Andrea Farinet, esperto di new economy dell'Università Bocconi, presso cui tiene il corso di "Economia e gestione dell'innovazione" chiarisce le differenze tra new e old economy:

"Rispetto alla old economy nelle new economy noi abbiamo sostanzialmente due caratteristiche fondamentali. L'utilizzo della tecnologia Internet ci permette un'estensione dei tempi della nostra presenza sul mercato e quindi 24 ore al giorno 7 giorni su 7 noi siamo presenti sulla Rete. L'altra caratteristica è che evidentemente l'organizzazione aziendale per riuscire a sostenere quest'espansione temporale così elevata implica un ripensamento completo della cultura imprenditoriale, della modalità organizzativa, e delle unità di misura che vengono utilizzate per valutare l'andamento di questa azienda".

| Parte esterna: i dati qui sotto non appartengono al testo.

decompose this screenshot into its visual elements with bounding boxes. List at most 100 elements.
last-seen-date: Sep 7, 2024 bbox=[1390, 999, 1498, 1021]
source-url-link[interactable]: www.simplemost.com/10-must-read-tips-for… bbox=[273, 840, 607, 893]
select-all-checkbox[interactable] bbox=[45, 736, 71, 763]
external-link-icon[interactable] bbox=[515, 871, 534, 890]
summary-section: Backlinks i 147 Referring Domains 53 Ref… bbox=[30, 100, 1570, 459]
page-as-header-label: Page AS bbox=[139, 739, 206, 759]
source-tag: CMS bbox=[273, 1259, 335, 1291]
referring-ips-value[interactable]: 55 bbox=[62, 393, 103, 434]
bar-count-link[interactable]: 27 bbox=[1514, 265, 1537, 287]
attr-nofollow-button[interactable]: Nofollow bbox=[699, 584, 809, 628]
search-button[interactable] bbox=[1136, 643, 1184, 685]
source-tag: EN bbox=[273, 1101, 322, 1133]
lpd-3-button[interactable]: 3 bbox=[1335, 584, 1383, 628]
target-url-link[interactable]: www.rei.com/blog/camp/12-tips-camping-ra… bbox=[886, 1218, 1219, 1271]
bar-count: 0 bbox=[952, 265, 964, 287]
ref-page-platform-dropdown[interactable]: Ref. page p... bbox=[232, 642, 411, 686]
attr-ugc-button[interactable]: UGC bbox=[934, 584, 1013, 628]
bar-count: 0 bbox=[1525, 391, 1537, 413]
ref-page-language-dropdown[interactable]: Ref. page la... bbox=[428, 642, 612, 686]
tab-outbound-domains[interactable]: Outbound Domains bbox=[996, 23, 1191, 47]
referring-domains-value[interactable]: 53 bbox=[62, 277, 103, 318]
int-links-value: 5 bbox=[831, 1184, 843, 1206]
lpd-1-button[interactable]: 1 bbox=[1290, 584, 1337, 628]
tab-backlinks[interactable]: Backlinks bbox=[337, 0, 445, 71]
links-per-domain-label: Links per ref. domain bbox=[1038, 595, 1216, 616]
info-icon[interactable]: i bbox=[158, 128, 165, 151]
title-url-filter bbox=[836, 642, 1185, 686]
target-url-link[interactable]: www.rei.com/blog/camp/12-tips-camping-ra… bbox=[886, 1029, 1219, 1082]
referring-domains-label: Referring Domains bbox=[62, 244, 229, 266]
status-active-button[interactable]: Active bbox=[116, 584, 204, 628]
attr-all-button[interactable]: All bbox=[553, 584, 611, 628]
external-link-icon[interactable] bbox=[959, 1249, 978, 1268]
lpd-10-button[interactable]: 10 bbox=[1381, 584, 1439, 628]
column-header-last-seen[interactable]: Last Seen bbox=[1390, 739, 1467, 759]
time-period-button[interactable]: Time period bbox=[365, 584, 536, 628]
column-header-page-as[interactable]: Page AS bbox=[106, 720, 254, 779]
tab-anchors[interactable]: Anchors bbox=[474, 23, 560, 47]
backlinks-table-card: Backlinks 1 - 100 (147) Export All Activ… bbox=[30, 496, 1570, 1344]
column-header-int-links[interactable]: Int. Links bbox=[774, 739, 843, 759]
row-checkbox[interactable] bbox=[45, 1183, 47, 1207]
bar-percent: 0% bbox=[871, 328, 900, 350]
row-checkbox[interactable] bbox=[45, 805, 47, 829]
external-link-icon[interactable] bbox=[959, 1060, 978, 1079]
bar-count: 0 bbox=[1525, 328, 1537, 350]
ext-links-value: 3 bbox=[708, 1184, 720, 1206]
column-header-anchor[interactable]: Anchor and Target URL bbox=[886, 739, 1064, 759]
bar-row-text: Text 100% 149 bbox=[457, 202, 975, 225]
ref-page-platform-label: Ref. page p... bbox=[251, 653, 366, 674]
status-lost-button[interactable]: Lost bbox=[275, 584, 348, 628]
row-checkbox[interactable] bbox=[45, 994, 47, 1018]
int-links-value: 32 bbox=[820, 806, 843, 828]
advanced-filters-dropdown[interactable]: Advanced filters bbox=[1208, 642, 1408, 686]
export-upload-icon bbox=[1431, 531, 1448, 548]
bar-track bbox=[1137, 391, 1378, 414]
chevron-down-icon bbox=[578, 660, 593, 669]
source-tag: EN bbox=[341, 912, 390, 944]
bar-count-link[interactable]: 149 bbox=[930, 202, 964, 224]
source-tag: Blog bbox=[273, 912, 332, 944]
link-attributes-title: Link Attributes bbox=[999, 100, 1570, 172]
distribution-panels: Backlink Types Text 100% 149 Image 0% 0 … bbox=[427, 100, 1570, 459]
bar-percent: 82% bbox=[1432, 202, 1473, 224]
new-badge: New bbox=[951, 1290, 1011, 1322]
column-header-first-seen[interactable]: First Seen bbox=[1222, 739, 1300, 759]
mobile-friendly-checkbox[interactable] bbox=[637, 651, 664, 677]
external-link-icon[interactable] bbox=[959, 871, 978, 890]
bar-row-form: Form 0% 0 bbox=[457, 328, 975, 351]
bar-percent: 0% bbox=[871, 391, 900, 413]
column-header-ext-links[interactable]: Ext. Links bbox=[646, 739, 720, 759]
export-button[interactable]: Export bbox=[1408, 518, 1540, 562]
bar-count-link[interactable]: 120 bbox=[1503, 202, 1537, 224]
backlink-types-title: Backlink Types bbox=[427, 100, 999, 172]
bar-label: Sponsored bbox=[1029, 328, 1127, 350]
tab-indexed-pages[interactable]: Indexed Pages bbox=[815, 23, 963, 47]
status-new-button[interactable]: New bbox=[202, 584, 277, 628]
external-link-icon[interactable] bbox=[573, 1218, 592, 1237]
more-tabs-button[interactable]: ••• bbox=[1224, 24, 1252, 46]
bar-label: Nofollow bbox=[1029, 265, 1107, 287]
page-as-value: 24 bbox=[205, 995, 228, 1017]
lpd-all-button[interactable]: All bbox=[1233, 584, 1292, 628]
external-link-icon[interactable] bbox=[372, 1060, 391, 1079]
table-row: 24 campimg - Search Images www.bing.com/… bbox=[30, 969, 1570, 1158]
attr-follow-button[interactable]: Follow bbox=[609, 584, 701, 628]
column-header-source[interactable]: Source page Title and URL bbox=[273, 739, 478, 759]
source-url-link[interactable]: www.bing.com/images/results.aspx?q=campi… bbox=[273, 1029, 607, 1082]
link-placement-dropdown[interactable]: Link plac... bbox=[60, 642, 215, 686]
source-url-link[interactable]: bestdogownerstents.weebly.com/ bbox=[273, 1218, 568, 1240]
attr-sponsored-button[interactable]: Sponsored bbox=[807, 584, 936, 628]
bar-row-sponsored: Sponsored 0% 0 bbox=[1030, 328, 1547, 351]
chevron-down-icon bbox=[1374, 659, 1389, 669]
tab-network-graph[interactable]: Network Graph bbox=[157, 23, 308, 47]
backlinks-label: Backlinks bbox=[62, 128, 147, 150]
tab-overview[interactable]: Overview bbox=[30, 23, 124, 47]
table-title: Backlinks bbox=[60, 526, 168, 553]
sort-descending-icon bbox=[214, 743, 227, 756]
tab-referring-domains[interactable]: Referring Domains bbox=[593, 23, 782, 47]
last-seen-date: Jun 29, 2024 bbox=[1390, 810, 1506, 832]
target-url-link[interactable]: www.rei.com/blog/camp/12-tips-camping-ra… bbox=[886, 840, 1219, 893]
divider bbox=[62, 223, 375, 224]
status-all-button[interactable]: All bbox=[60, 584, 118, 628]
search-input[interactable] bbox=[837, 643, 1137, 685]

Tra le protagoniste indiscusse della new economy ci sono senza dubbio le famose dot-com, o punto-com: tutte le società nate nell'era di Internet e il cui indirizzo Web termina appunto con l'estensione .com.
In
questo momento, però, il cielo della new economy si sta un po' rannuvolando. Anzi, ultimamente sono uscite alcune previsioni decisamente pessimistiche: Forrester Research, una delle maggiori società di analisi americane, dice che la maggior parte delle dot-com sono destinate a uscire di scena entro i prossimi due anni. Comunque, anche se la selezione sarà durissima, molti esperti confermano che il cambiamento indotto sull'economia in questi anni è profondo e destinato a durare. Uno di questi è l'economista Jeremy Rifkin:

"Nell'era dell'accesso, i mercati vengono sostituiti dalle reti, mentre al posto di venditori e acquirenti abbiamo i server e gli utenti. Inoltre, anziché nell'ambito di transazioni di vendita, gli utenti possono accedere a ciò di cui hanno bisogno su base temporale, transitoria. Perciò il concetto di proprietà è ancora presente, ma non è più oggetto di scambio. I fornitori noleggiano la proprietà oppure la danno in concessione, e l'utente diventa membro o socio della loro struttura. Nell'età dell'accesso si passa da relazioni di proprietà a relazioni di accesso. Nessuno vuole essere come la General Motors, con una gran dotazione di strutture fisiche e capitali investiti. Piuttosto si guarda al modello della Nike, che in realtà costituisce una società virtuale, senza fabbriche né attrezzature, e con un numero limitato di dipendenti. Tutto quanto viene noleggiato e dato in concessione. Per la Nike, l'elemento di cui è importante conservare il possesso è la proprietà intellettuale, il nome della marca, l'idea generale, il meccanismo di commercializzazione. Nell'era dell'accesso, sono le risorse culturali a venire trasformate in merci di scambio, a essere messe in vendita sui mercati come aggregati di esperienze pronte all'uso. Sono questi i grandi mutamenti che accompagnano la transizione dal capitalismo all'era dell'accesso. È una nuova fase, come lo è stata quella dell'industrializzazione, e comporta regole di conduzione degli affari completamente diverse. Questo avrà profonde ripercussioni sul modo in cui concepiamo non solo il mondo economico, ma le relazioni sociali, l'attività di governo, persino il concetto di natura umana e di natura in sé".